New bill would legalize unprecedented access to online security
CALGARY – Technology – It takes a pretty special issue to unite our two organizations in common cause. But our government is working to push a privacy-gutting bill through Parliament, using very cynical means: exploiting our grief over the loss of two teenage victims of online harassment.
It’s called the Cyber Bullying Bill, but it’s really an attempt to legalize unprecedented government access to our online activity. The tragic deaths of Rehtaeh Parsons and Amanda Todd must not be ignored, but a major invasion of our online privacy is not the answer.
When the original bill was introduced it was called the “Protecting Children from Internet Predators Act,” made famous for its vigorous defence by then-public safety minister Vic Toews, who told us that standing against this attack on privacy was “standing with the child pornographers.”
Canadians responded with outrage and caused the government to make a rare, hasty retreat and drop the bill. But now they’re back. The “Protecting Canadians from Online Crime Act” was debated in Parliament last week and is by and large the same bill. Only the “old fear” they used to sell this before – child pornography – has been swapped for cyber bullying.

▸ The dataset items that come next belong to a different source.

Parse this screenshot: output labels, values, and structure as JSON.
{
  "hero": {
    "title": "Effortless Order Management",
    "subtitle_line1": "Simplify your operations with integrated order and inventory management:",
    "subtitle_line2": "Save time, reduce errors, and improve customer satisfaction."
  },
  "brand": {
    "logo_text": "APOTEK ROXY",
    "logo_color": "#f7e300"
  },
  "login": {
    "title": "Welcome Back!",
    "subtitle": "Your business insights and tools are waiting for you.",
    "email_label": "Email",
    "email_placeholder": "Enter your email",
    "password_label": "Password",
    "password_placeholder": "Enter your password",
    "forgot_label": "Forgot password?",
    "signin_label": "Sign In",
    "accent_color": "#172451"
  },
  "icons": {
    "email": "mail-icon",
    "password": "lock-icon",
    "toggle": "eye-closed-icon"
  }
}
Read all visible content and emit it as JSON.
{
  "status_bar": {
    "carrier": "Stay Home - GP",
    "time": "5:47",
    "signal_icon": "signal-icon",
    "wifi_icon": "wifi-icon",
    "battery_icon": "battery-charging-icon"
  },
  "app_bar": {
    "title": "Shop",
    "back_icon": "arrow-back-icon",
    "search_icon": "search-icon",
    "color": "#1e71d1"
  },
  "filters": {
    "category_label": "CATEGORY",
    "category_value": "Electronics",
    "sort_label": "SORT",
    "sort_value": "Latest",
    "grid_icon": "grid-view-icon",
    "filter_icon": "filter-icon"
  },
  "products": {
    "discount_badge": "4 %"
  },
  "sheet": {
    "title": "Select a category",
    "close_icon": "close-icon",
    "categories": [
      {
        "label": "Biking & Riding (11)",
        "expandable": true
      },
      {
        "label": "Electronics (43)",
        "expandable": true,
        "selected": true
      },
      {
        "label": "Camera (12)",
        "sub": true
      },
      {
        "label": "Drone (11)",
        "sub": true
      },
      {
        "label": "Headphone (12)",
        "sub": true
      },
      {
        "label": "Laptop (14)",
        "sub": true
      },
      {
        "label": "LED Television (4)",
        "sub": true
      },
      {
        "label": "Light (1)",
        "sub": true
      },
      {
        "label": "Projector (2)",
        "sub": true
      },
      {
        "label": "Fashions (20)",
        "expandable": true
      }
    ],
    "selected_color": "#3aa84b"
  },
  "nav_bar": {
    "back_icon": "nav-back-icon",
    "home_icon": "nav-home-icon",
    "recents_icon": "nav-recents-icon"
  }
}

The need to protect teens from online threats is something we all agree on. The problem is that only four of the bill’s 70 pages actually have anything to do with cyber bullying, while the remainder is designed to systematically dismantle our privacy rights. It effectively will allow the state to snoop on nearly everything we do online.
While the bill does away with the previous incarnation’s warrantless search provisions, it now includes new indirect measures to stealthily pry open Canadians’ computers to the eyes of government authorities. Its key provisions take away the right of citizens to sue Internet Service Providers (ISPs) like Rogers or Bell if they give up information about our online activities to government agencies that ask for it. And with it, we lose a vital safeguard protecting our rights: the threat of legal action.
But it doesn’t stop there. It will make it easier for government agencies to track our movements whenever we step out of the house – using our own phones or even using external tracking devices.
Government agencies will also have easier access to our metadata by requiring only a “reasonable suspicion” standard before seeking the authority to conduct searches. This falls well below the normal requirement of “reasonable and probable grounds.”
All this despite the Supreme Court’s recent warning that “it is difficult to imagine a more intrusive invasion of privacy than the search of a personal or home computer.” This law could serve to make ISPs part of Canada’s security establishment: they’d be obligated to spy on their customers.
The onus ought to be on government to justify the necessity of a law before it treads on our liberty by invading our privacy. The vast majority of this bill just doesn’t meet that standard. It’s an unwarranted intrusion on our freedom. And if the government is going to try to pass these kinds of laws, they should at least be straight up with Canadians about what the bill’s really all about. (Hint: It’s not cyber bullying.)
Together we are calling on the government to throw out the bill’s privacy gutting measures and re-introduce only the parts concerning cyber bullying. We are joined in this effort by a slew of organizations, academics and legal experts in the Protect Our Privacy coalition. Seventy thousand people from across the country have also signed onto an Avaaz petition echoing this call.
This bill is a terrible threat to the basic privacy rights of all Canadians. We call on all Canadians to join us in opposing it.
Chris Schafer is executive director of the Canadian Constitution Foundation. Jeremy Waiser is a campaign director with Avaaz, the online advocacy organization.